Montechiaro d'Acqui is a comune (municipality) in the Province of Alessandria in the Italian region Piedmont, located about 70 km southeast of Turin and about 40 km southwest of Alessandria.

Montechiaro d'Acqui borders the following municipalities: Cartosio, Castelletto d'Erro, Denice, Malvicino, Mombaldone, Ponti, and Spigno Monferrato.

== History ==
The oldest trace of settlements in the area were found in the surroundings of the Pieve del Cauro (7th century), an old parish church under the influence of the Monastery of Saint Quintino of Spigno Monferrato, now in ruins just outside the hamlet Piana. This church was likely built on an ancient Roman statio placed along the Via Aemilia Scauri.

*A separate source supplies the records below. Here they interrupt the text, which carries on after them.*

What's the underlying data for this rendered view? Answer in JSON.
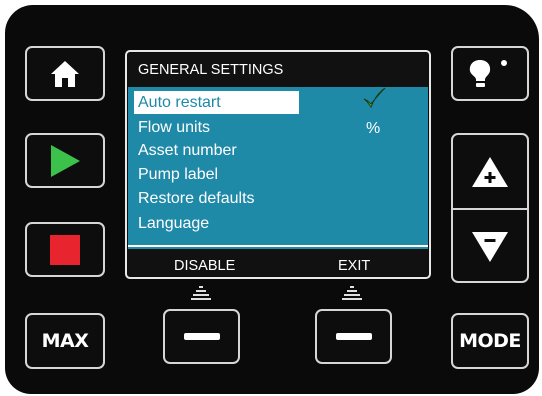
{
  "screen": {
    "title": "GENERAL SETTINGS",
    "menu_items": [
      {
        "label": "Auto restart",
        "value": "✓",
        "selected": true
      },
      {
        "label": "Flow units",
        "value": "%",
        "selected": false
      },
      {
        "label": "Asset number",
        "value": "",
        "selected": false
      },
      {
        "label": "Pump label",
        "value": "",
        "selected": false
      },
      {
        "label": "Restore defaults",
        "value": "",
        "selected": false
      },
      {
        "label": "Language",
        "value": "",
        "selected": false
      }
    ],
    "softkeys": {
      "left": "DISABLE",
      "right": "EXIT"
    }
  },
  "buttons": {
    "home": "home-icon",
    "start": "play-icon",
    "stop": "stop-icon",
    "max_label": "MAX",
    "info": "lightbulb-icon",
    "up": "plus-up-arrow-icon",
    "down": "minus-down-arrow-icon",
    "mode_label": "MODE"
  },
  "colors": {
    "screen_bg": "#1f8aa8",
    "title_bar": "#111111",
    "play": "#3cc24a",
    "stop": "#e8242e",
    "check": "#5fcf4a"
  }
}
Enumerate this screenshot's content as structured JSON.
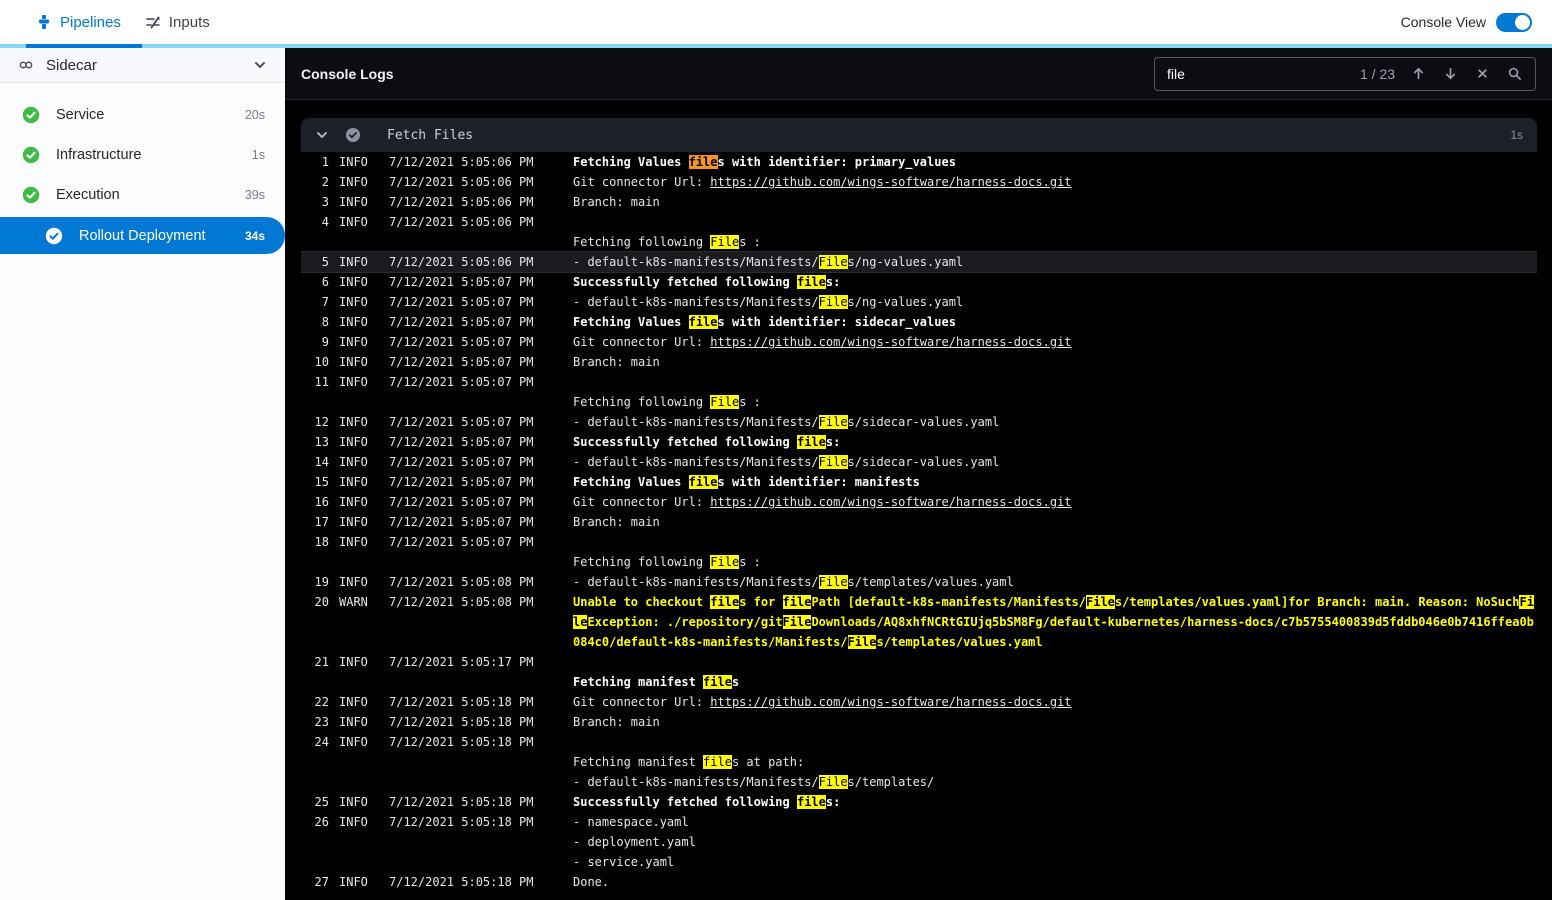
{
  "topnav": {
    "tabs": [
      {
        "label": "Pipelines"
      },
      {
        "label": "Inputs"
      }
    ],
    "console_view_label": "Console View",
    "toggle_on": true
  },
  "sidebar": {
    "title": "Sidecar",
    "steps": [
      {
        "label": "Service",
        "duration": "20s",
        "status": "success",
        "selected": false
      },
      {
        "label": "Infrastructure",
        "duration": "1s",
        "status": "success",
        "selected": false
      },
      {
        "label": "Execution",
        "duration": "39s",
        "status": "success",
        "selected": false
      },
      {
        "label": "Rollout Deployment",
        "duration": "34s",
        "status": "success",
        "selected": true
      }
    ]
  },
  "console": {
    "title": "Console Logs",
    "search": {
      "value": "file",
      "counter": "1 / 23"
    },
    "section": {
      "title": "Fetch Files",
      "duration": "1s"
    }
  },
  "colors": {
    "accent_blue": "#0278d5",
    "light_blue_bar": "#8bd6f2",
    "success_green": "#42ba47",
    "match_highlight": "#ffff00",
    "current_match_highlight": "#f7941e",
    "warn_text": "#ffff00"
  },
  "log": {
    "rows": [
      {
        "n": "1",
        "lv": "INFO",
        "ts": "7/12/2021 5:05:06 PM",
        "b": 1,
        "seg": [
          [
            "Fetching Values ",
            ""
          ],
          [
            "file",
            "c"
          ],
          [
            "s with identifier: primary_values",
            ""
          ]
        ]
      },
      {
        "n": "2",
        "lv": "INFO",
        "ts": "7/12/2021 5:05:06 PM",
        "seg": [
          [
            "Git connector Url: ",
            ""
          ],
          [
            "https://github.com/wings-software/harness-docs.git",
            "l"
          ]
        ]
      },
      {
        "n": "3",
        "lv": "INFO",
        "ts": "7/12/2021 5:05:06 PM",
        "seg": [
          [
            "Branch: main",
            ""
          ]
        ]
      },
      {
        "n": "4",
        "lv": "INFO",
        "ts": "7/12/2021 5:05:06 PM",
        "seg": []
      },
      {
        "seg": [
          [
            "Fetching following ",
            ""
          ],
          [
            "File",
            "m"
          ],
          [
            "s :",
            ""
          ]
        ]
      },
      {
        "n": "5",
        "lv": "INFO",
        "ts": "7/12/2021 5:05:06 PM",
        "hl": 1,
        "seg": [
          [
            "- default-k8s-manifests/Manifests/",
            ""
          ],
          [
            "File",
            "m"
          ],
          [
            "s/ng-values.yaml",
            ""
          ]
        ]
      },
      {
        "n": "6",
        "lv": "INFO",
        "ts": "7/12/2021 5:05:07 PM",
        "b": 1,
        "seg": [
          [
            "Successfully fetched following ",
            ""
          ],
          [
            "file",
            "m"
          ],
          [
            "s:",
            ""
          ]
        ]
      },
      {
        "n": "7",
        "lv": "INFO",
        "ts": "7/12/2021 5:05:07 PM",
        "seg": [
          [
            "- default-k8s-manifests/Manifests/",
            ""
          ],
          [
            "File",
            "m"
          ],
          [
            "s/ng-values.yaml",
            ""
          ]
        ]
      },
      {
        "n": "8",
        "lv": "INFO",
        "ts": "7/12/2021 5:05:07 PM",
        "b": 1,
        "seg": [
          [
            "Fetching Values ",
            ""
          ],
          [
            "file",
            "m"
          ],
          [
            "s with identifier: sidecar_values",
            ""
          ]
        ]
      },
      {
        "n": "9",
        "lv": "INFO",
        "ts": "7/12/2021 5:05:07 PM",
        "seg": [
          [
            "Git connector Url: ",
            ""
          ],
          [
            "https://github.com/wings-software/harness-docs.git",
            "l"
          ]
        ]
      },
      {
        "n": "10",
        "lv": "INFO",
        "ts": "7/12/2021 5:05:07 PM",
        "seg": [
          [
            "Branch: main",
            ""
          ]
        ]
      },
      {
        "n": "11",
        "lv": "INFO",
        "ts": "7/12/2021 5:05:07 PM",
        "seg": []
      },
      {
        "seg": [
          [
            "Fetching following ",
            ""
          ],
          [
            "File",
            "m"
          ],
          [
            "s :",
            ""
          ]
        ]
      },
      {
        "n": "12",
        "lv": "INFO",
        "ts": "7/12/2021 5:05:07 PM",
        "seg": [
          [
            "- default-k8s-manifests/Manifests/",
            ""
          ],
          [
            "File",
            "m"
          ],
          [
            "s/sidecar-values.yaml",
            ""
          ]
        ]
      },
      {
        "n": "13",
        "lv": "INFO",
        "ts": "7/12/2021 5:05:07 PM",
        "b": 1,
        "seg": [
          [
            "Successfully fetched following ",
            ""
          ],
          [
            "file",
            "m"
          ],
          [
            "s:",
            ""
          ]
        ]
      },
      {
        "n": "14",
        "lv": "INFO",
        "ts": "7/12/2021 5:05:07 PM",
        "seg": [
          [
            "- default-k8s-manifests/Manifests/",
            ""
          ],
          [
            "File",
            "m"
          ],
          [
            "s/sidecar-values.yaml",
            ""
          ]
        ]
      },
      {
        "n": "15",
        "lv": "INFO",
        "ts": "7/12/2021 5:05:07 PM",
        "b": 1,
        "seg": [
          [
            "Fetching Values ",
            ""
          ],
          [
            "file",
            "m"
          ],
          [
            "s with identifier: manifests",
            ""
          ]
        ]
      },
      {
        "n": "16",
        "lv": "INFO",
        "ts": "7/12/2021 5:05:07 PM",
        "seg": [
          [
            "Git connector Url: ",
            ""
          ],
          [
            "https://github.com/wings-software/harness-docs.git",
            "l"
          ]
        ]
      },
      {
        "n": "17",
        "lv": "INFO",
        "ts": "7/12/2021 5:05:07 PM",
        "seg": [
          [
            "Branch: main",
            ""
          ]
        ]
      },
      {
        "n": "18",
        "lv": "INFO",
        "ts": "7/12/2021 5:05:07 PM",
        "seg": []
      },
      {
        "seg": [
          [
            "Fetching following ",
            ""
          ],
          [
            "File",
            "m"
          ],
          [
            "s :",
            ""
          ]
        ]
      },
      {
        "n": "19",
        "lv": "INFO",
        "ts": "7/12/2021 5:05:08 PM",
        "seg": [
          [
            "- default-k8s-manifests/Manifests/",
            ""
          ],
          [
            "File",
            "m"
          ],
          [
            "s/templates/values.yaml",
            ""
          ]
        ]
      },
      {
        "n": "20",
        "lv": "WARN",
        "ts": "7/12/2021 5:05:08 PM",
        "warn": 1,
        "seg": [
          [
            "Unable to checkout ",
            ""
          ],
          [
            "file",
            "m"
          ],
          [
            "s for ",
            ""
          ],
          [
            "file",
            "m"
          ],
          [
            "Path [default-k8s-manifests/Manifests/",
            ""
          ],
          [
            "File",
            "m"
          ],
          [
            "s/templates/values.yaml]for Branch: main. Reason: NoSuch",
            ""
          ],
          [
            "File",
            "m"
          ],
          [
            "Exception: ./repository/git",
            ""
          ],
          [
            "File",
            "m"
          ],
          [
            "Downloads/AQ8xhfNCRtGIUjq5bSM8Fg/default-kubernetes/harness-docs/c7b5755400839d5fddb046e0b7416ffea0b084c0/default-k8s-manifests/Manifests/",
            ""
          ],
          [
            "File",
            "m"
          ],
          [
            "s/templates/values.yaml",
            ""
          ]
        ]
      },
      {
        "n": "21",
        "lv": "INFO",
        "ts": "7/12/2021 5:05:17 PM",
        "seg": []
      },
      {
        "b": 1,
        "seg": [
          [
            "Fetching manifest ",
            ""
          ],
          [
            "file",
            "m"
          ],
          [
            "s",
            ""
          ]
        ]
      },
      {
        "n": "22",
        "lv": "INFO",
        "ts": "7/12/2021 5:05:18 PM",
        "seg": [
          [
            "Git connector Url: ",
            ""
          ],
          [
            "https://github.com/wings-software/harness-docs.git",
            "l"
          ]
        ]
      },
      {
        "n": "23",
        "lv": "INFO",
        "ts": "7/12/2021 5:05:18 PM",
        "seg": [
          [
            "Branch: main",
            ""
          ]
        ]
      },
      {
        "n": "24",
        "lv": "INFO",
        "ts": "7/12/2021 5:05:18 PM",
        "seg": []
      },
      {
        "seg": [
          [
            "Fetching manifest ",
            ""
          ],
          [
            "file",
            "m"
          ],
          [
            "s at path:",
            ""
          ]
        ]
      },
      {
        "seg": [
          [
            "- default-k8s-manifests/Manifests/",
            ""
          ],
          [
            "File",
            "m"
          ],
          [
            "s/templates/",
            ""
          ]
        ]
      },
      {
        "n": "25",
        "lv": "INFO",
        "ts": "7/12/2021 5:05:18 PM",
        "b": 1,
        "seg": [
          [
            "Successfully fetched following ",
            ""
          ],
          [
            "file",
            "m"
          ],
          [
            "s:",
            ""
          ]
        ]
      },
      {
        "n": "26",
        "lv": "INFO",
        "ts": "7/12/2021 5:05:18 PM",
        "seg": [
          [
            "- namespace.yaml",
            ""
          ]
        ]
      },
      {
        "seg": [
          [
            "- deployment.yaml",
            ""
          ]
        ]
      },
      {
        "seg": [
          [
            "- service.yaml",
            ""
          ]
        ]
      },
      {
        "n": "27",
        "lv": "INFO",
        "ts": "7/12/2021 5:05:18 PM",
        "seg": [
          [
            "Done.",
            ""
          ]
        ]
      }
    ]
  }
}
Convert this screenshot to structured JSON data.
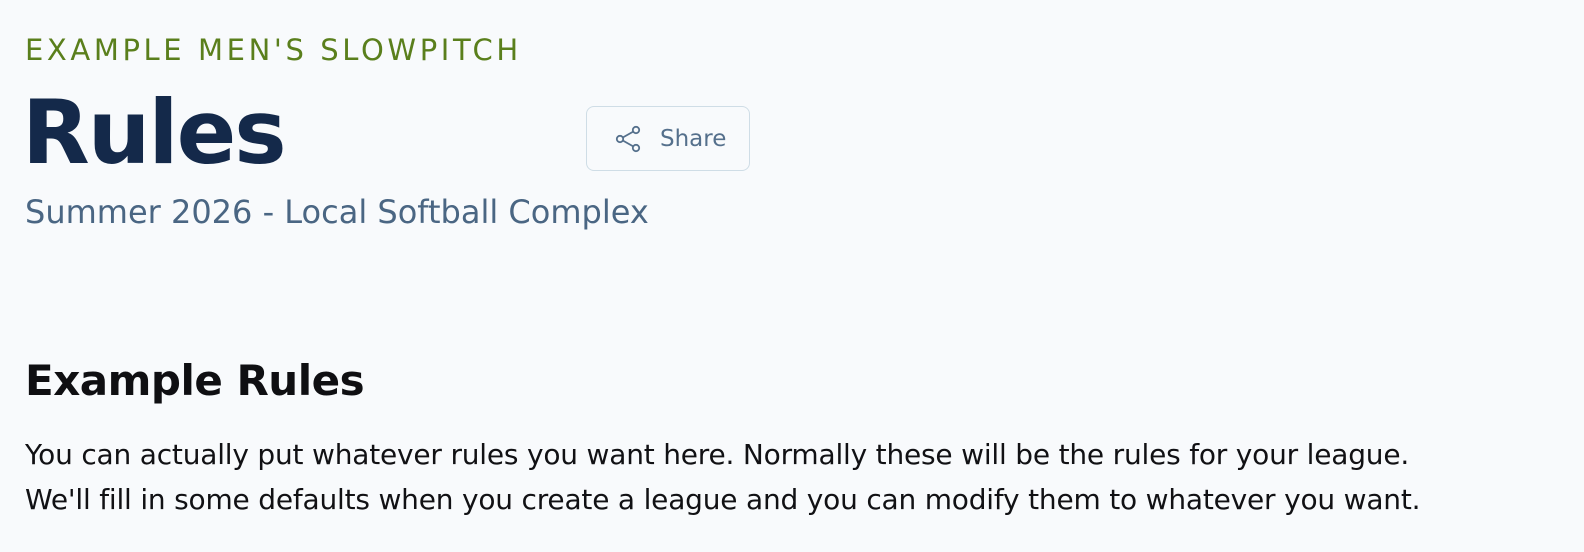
{
  "header": {
    "league_name": "EXAMPLE MEN'S SLOWPITCH",
    "page_title": "Rules",
    "season_location": "Summer 2026 - Local Softball Complex"
  },
  "share_button": {
    "label": "Share",
    "icon": "share-icon"
  },
  "content": {
    "section_heading": "Example Rules",
    "paragraph_lines": [
      "You can actually put whatever rules you want here. Normally these will be the rules for your league.",
      "We'll fill in some defaults when you create a league and you can modify them to whatever you want."
    ]
  },
  "colors": {
    "background": "#f8fafc",
    "eyebrow": "#5a7f1c",
    "title": "#14294a",
    "subtitle": "#4a6683",
    "share_border": "#cfdde6",
    "share_text": "#55708c"
  }
}
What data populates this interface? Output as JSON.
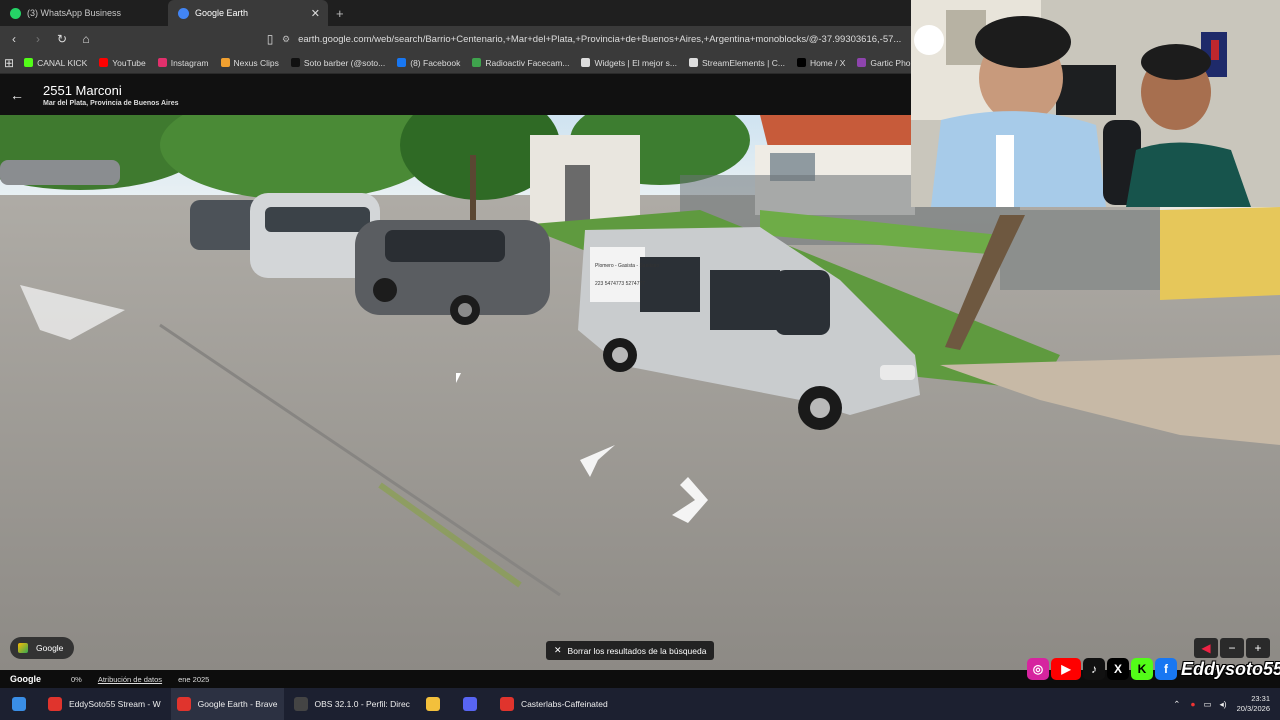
{
  "browser": {
    "tabs": [
      {
        "label": "(3) WhatsApp Business",
        "icon": "whatsapp-icon",
        "color": "#25d366"
      },
      {
        "label": "Google Earth",
        "icon": "google-earth-icon",
        "color": "#4285f4"
      }
    ],
    "url": "earth.google.com/web/search/Barrio+Centenario,+Mar+del+Plata,+Provincia+de+Buenos+Aires,+Argentina+monoblocks/@-37.99303616,-57...",
    "bookmarks": [
      {
        "label": "CANAL KICK",
        "color": "#53fc18"
      },
      {
        "label": "YouTube",
        "color": "#ff0000"
      },
      {
        "label": "Instagram",
        "color": "#e1306c"
      },
      {
        "label": "Nexus Clips",
        "color": "#f0a030"
      },
      {
        "label": "Soto barber (@soto...",
        "color": "#111111"
      },
      {
        "label": "(8) Facebook",
        "color": "#1877f2"
      },
      {
        "label": "Radioactiv Facecam...",
        "color": "#3fa34d"
      },
      {
        "label": "Widgets | El mejor s...",
        "color": "#dddddd"
      },
      {
        "label": "StreamElements | C...",
        "color": "#dddddd"
      },
      {
        "label": "Home / X",
        "color": "#000000"
      },
      {
        "label": "Gartic Phone - Tele",
        "color": "#8e44ad"
      }
    ]
  },
  "earth": {
    "place_title": "2551 Marconi",
    "place_subtitle": "Mar del Plata, Provincia de Buenos Aires",
    "google_chip": "Google",
    "clear_search": "Borrar los resultados de la búsqueda",
    "footer": {
      "brand": "Google",
      "percent": "0%",
      "attribution": "Atribución de datos",
      "date": "ene 2025"
    },
    "van_text": [
      "Plomero - Gasista - Sanitario",
      "223 5474773 5274777"
    ]
  },
  "overlay": {
    "streamer_name": "Eddysoto55"
  },
  "taskbar": {
    "items": [
      {
        "label": "EddySoto55 Stream - W",
        "color": "#e0342d"
      },
      {
        "label": "Google Earth - Brave",
        "color": "#e0342d"
      },
      {
        "label": "OBS 32.1.0 - Perfil: Direc",
        "color": "#444444"
      },
      {
        "label": "",
        "color": "#f3c03c"
      },
      {
        "label": "",
        "color": "#5865f2"
      },
      {
        "label": "Casterlabs-Caffeinated",
        "color": "#e0342d"
      }
    ],
    "time": "23:31",
    "date": "20/3/2026"
  }
}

In the 11-13th centuries, due to the increase of trade along the ridge route between the Po Valley and the Ligurian Sea and the need to provide a better military defence, the current medieval village of Montechiaro Alto (Mons Cauri) was built. In that period, marquis Delfino del Bosco ceded the authority on Montechiaro to the city of Alessandria. However, in 1284 the inhabitants brokered a treaty with marquis Del Carretto.

Then ruled by the Duchy of Milan, after the death of Filippo Maria Visconti (1447) Montechiaro was occupied by the armies of Francesco Sforza. Since 1454 the fief was ceded to the noble families of Del Carretto of Bossolasco and then to Scarampi di Cairo Montenotte. New trades and sales led to the rule of the Marquis of Canelli, the Scarampi-Crivello, the Cavoretti of Belvedere and the Gianazzo of Pamparato, which maintained the feud even after the oath of allegiance to the House of Savoy (1736). Since 18th century, Montechiaro was part of the Kingdom of Sardinia, the Kingdom of Italy and, finally, of the Italian Republic.

Located along a line of transit between the Po Valley and Savona harbour, the village has suffered the passage of armies involved in the Thirty Years' War (Battle of Mombaldone between France-Savoy and Spain, 1637) and the first Campaign of Italy (Campaigns of 1796 in the French Revolutionary Wars) of Napoleon Bonaparte. During World War II, the municipal territory was an area of military activities against German and Italian Social Republic troops by the Italian resistance movement.

Montechiaro has been the adopted homeland and buen ritiro of some great painters of the 20th century (Eso Peluzzi, Caffassi).

== Transportation ==
The main road of the municipality is the National (now Local) Road n.30 Strada Provinciale 30 di Valle Bormida, passing through the hamlet Piana, in the valley of river Bormida di Spigno.

Montechiaro d'Acqui has a train station on the railroad Alessandria-San Giuseppe di Cairo, located in the hamlet Piana. It is served by local trains connecting villages and towns between Alessandria and Savona.